El duelo de 2017 para ocupar la presidencia de la República Francesa se repetirá este 24 de abril. Emmanuel Macron y Marine Le Pen se disputarán en la segunda vuelta, de nuevo, los próximos cinco años de gobierno.

El recuento de las urnas de la jornada electoral de ayer arrojó una alarmante abstención (del 26%) y una distancia superior a la esperada entre ambos. El actual presidente, con el 28% de los votos, superó en cinco puntos a la candidata de extrema derecha. Salvo incidencia inesperada, será reelegido en dos semanas, muy probablemente con números cercanos a la ocasión anterior, cuando el 66% de los franceses respaldó su proyecto político.

Pero que el trecho de votos entre ambos haya sobrepasado las previsiones no puede conducir ni al sosiego ni al engaño. Francia es testigo de un cambio de orden que el tiempo dirá si se consolida también en otras naciones europeas, como España.

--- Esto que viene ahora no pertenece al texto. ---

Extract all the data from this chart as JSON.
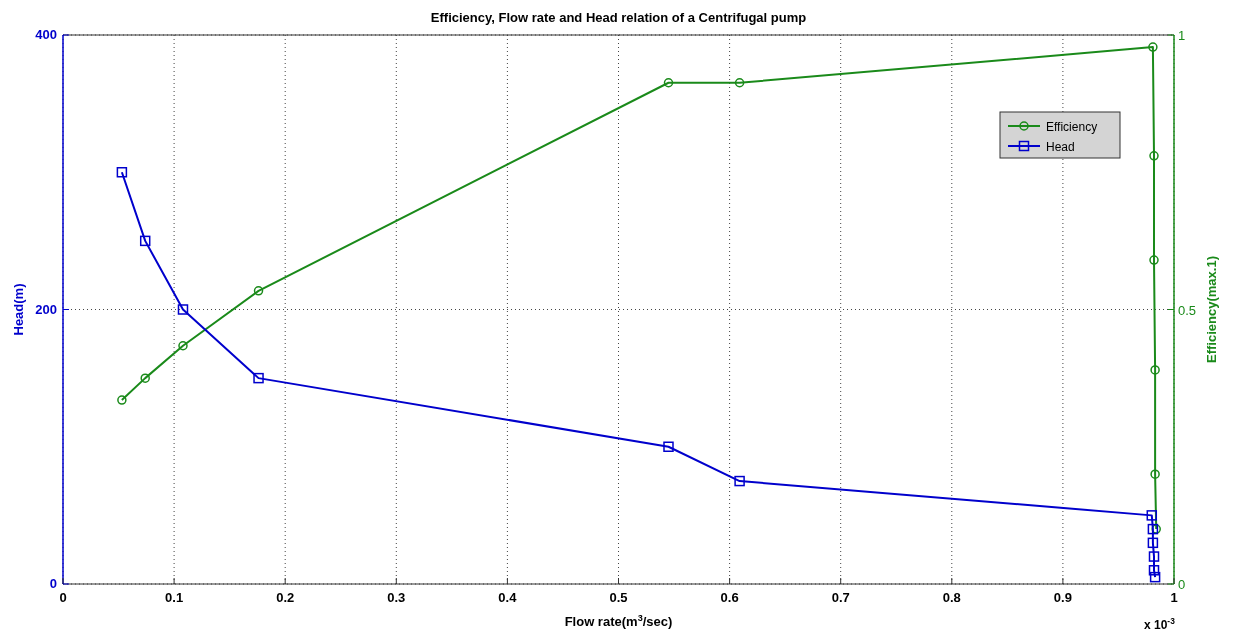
{
  "chart_data": {
    "type": "line",
    "title": "Efficiency, Flow rate and Head relation of a Centrifugal pump",
    "xlabel": "Flow rate(m$^{3}$/sec)",
    "ylabel": "Head(m)",
    "y2label": "Efficiency(max.1)",
    "annotations": [
      "x 10$^{-3}$"
    ],
    "xlim": [
      0,
      1
    ],
    "xticks": [
      0,
      0.1,
      0.2,
      0.3,
      0.4,
      0.5,
      0.6,
      0.7,
      0.8,
      0.9,
      1
    ],
    "ylim": [
      0,
      400
    ],
    "yticks": [
      0,
      200,
      400
    ],
    "y2lim": [
      0,
      1
    ],
    "y2ticks": [
      0,
      0.5,
      1
    ],
    "grid": true,
    "legend": "top right",
    "line_style": "solid",
    "series": [
      {
        "name": "Efficiency",
        "color": "#1a8a1a",
        "axis": "y2",
        "marker": "circle",
        "x": [
          0.053,
          0.074,
          0.108,
          0.176,
          0.545,
          0.609,
          0.981,
          0.982,
          0.982,
          0.983,
          0.983,
          0.984
        ],
        "values": [
          0.335,
          0.375,
          0.434,
          0.534,
          0.913,
          0.913,
          0.978,
          0.78,
          0.59,
          0.39,
          0.2,
          0.1
        ]
      },
      {
        "name": "Head",
        "color": "#0000cc",
        "axis": "y",
        "marker": "square",
        "x": [
          0.053,
          0.074,
          0.108,
          0.176,
          0.545,
          0.609,
          0.98,
          0.981,
          0.981,
          0.982,
          0.982,
          0.983
        ],
        "values": [
          300,
          250,
          200,
          150,
          100,
          75,
          50,
          40,
          30,
          20,
          10,
          5
        ]
      }
    ]
  }
}
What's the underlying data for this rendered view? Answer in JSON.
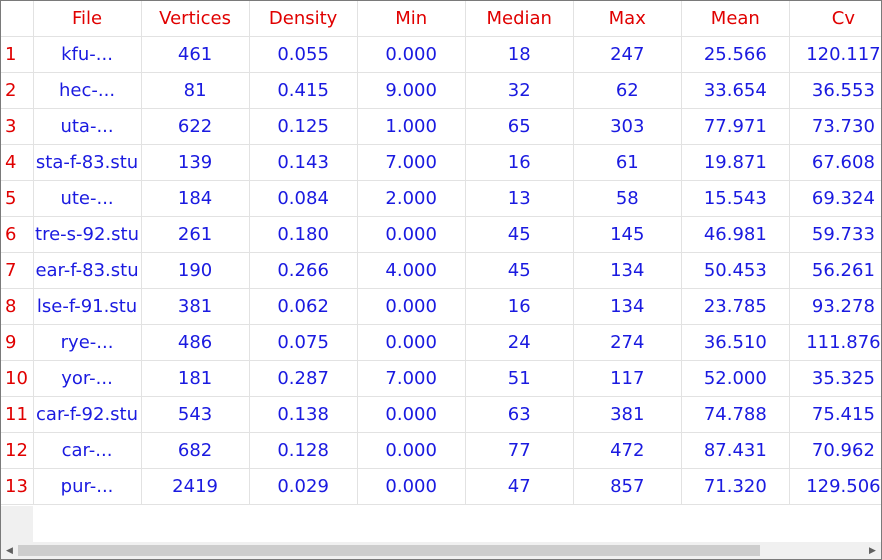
{
  "columns": [
    "File",
    "Vertices",
    "Density",
    "Min",
    "Median",
    "Max",
    "Mean",
    "Cv"
  ],
  "rows": [
    {
      "num": "1",
      "cells": [
        "kfu-...",
        "461",
        "0.055",
        "0.000",
        "18",
        "247",
        "25.566",
        "120.117"
      ]
    },
    {
      "num": "2",
      "cells": [
        "hec-...",
        "81",
        "0.415",
        "9.000",
        "32",
        "62",
        "33.654",
        "36.553"
      ]
    },
    {
      "num": "3",
      "cells": [
        "uta-...",
        "622",
        "0.125",
        "1.000",
        "65",
        "303",
        "77.971",
        "73.730"
      ]
    },
    {
      "num": "4",
      "cells": [
        "sta-f-83.stu",
        "139",
        "0.143",
        "7.000",
        "16",
        "61",
        "19.871",
        "67.608"
      ]
    },
    {
      "num": "5",
      "cells": [
        "ute-...",
        "184",
        "0.084",
        "2.000",
        "13",
        "58",
        "15.543",
        "69.324"
      ]
    },
    {
      "num": "6",
      "cells": [
        "tre-s-92.stu",
        "261",
        "0.180",
        "0.000",
        "45",
        "145",
        "46.981",
        "59.733"
      ]
    },
    {
      "num": "7",
      "cells": [
        "ear-f-83.stu",
        "190",
        "0.266",
        "4.000",
        "45",
        "134",
        "50.453",
        "56.261"
      ]
    },
    {
      "num": "8",
      "cells": [
        "lse-f-91.stu",
        "381",
        "0.062",
        "0.000",
        "16",
        "134",
        "23.785",
        "93.278"
      ]
    },
    {
      "num": "9",
      "cells": [
        "rye-...",
        "486",
        "0.075",
        "0.000",
        "24",
        "274",
        "36.510",
        "111.876"
      ]
    },
    {
      "num": "10",
      "cells": [
        "yor-...",
        "181",
        "0.287",
        "7.000",
        "51",
        "117",
        "52.000",
        "35.325"
      ]
    },
    {
      "num": "11",
      "cells": [
        "car-f-92.stu",
        "543",
        "0.138",
        "0.000",
        "63",
        "381",
        "74.788",
        "75.415"
      ]
    },
    {
      "num": "12",
      "cells": [
        "car-...",
        "682",
        "0.128",
        "0.000",
        "77",
        "472",
        "87.431",
        "70.962"
      ]
    },
    {
      "num": "13",
      "cells": [
        "pur-...",
        "2419",
        "0.029",
        "0.000",
        "47",
        "857",
        "71.320",
        "129.506"
      ]
    }
  ],
  "colors": {
    "header_text": "#e00000",
    "cell_text": "#1a1ae0",
    "grid_line": "#e2e2e2"
  },
  "scrollbar": {
    "left_arrow_icon": "triangle-left-icon",
    "right_arrow_icon": "triangle-right-icon"
  }
}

Si tradicionalmente la pugna en París se libraba dentro de la lógica centrista, entre socialdemócratas y conservadores, el nuevo escenario abriga una división peligrosa entre liberales y antisistema. Tanto es así que los partidos equivalentes al PP y el PSOE, representados por Valérie Pécresse y Anne Hidalgo, respectivamente, ni siquiera reúnen el 7% de los votos.

La polarización y el auge de los populismos, imparables en todo el mundo, no hacen excepciones con Francia. No lo demuestra sólo la buena salud del linaje de Le Pen. También lo hace el inquietante porcentaje de votantes seducidos por la extrema derecha, repartida en tres candidaturas distintas: sumaron una tercera parte de las papeletas. O que la extrema izquierda de Jean-Luc Mélenchon haya quedado en tercer lugar, con el 20%, muy por encima de un Partido Socialista condenado a la extinción o la irrelevancia.

Resulta preocupante que más de la mitad de los franceses se deje seducir por proyectos aislacionistas, reaccionarios y populistas. El triunfo de esta deriva supondría cambiar por completo el rumbo de la república y, por extensión, de la Unión Europea (UE). A fin de cuentas, si la presencia en la Unión Europea de la Hungría de Viktor Orbán, caballo de Troya del Kremlin, ya supone una amenaza interna, ¿qué ocurriría si la segunda economía del euro se lanzara a explorar el mismo abismo?

Mucho en juego

Es más: si las fuerzas radicales promovieran con éxito en Francia, fundadora de la unión, la vía ya explorada por Reino Unido, ¿qué futuro cabría esperar del sueño europeo? ¿No sería ese su fin, al menos tal y como lo conocemos?

Los planteamientos de Macron y Le Pen no pueden ser más antagónicos. El actual presidente es un firme defensor de la UE, la cooperación estrecha con el resto de los socios de Occidente y los valores liberales que abanderan el periodo de paz y prosperidad más largo de la historia del continente.

Nadie olvida, en cambio, la voluntad de Le Pen de excluir a Francia de los Veintisiete y de la OTAN, su perturbador desprecio por los inmigrantes y los musulmanes, y su sospechosa y aireada admiración por Vladímir Putin. De poco sirve que, tras el inicio de la agresión rusa a Ucrania, su equipo de campaña haya pasado el paño a toda prisa para borrar las huellas del autócrata en su carrera: su servidumbre a Moscú está sobradamente documentada.

Porque conocen el enorme peligro que supondría el triunfo de la líder nacionalista, los centristas derrotados este domingo ya están movilizando a su electorado en favor del actual presidente. Saben lo que hay en juego. Guste más o guste menos, Macron es el salvavidas de esta Francia radicalizada.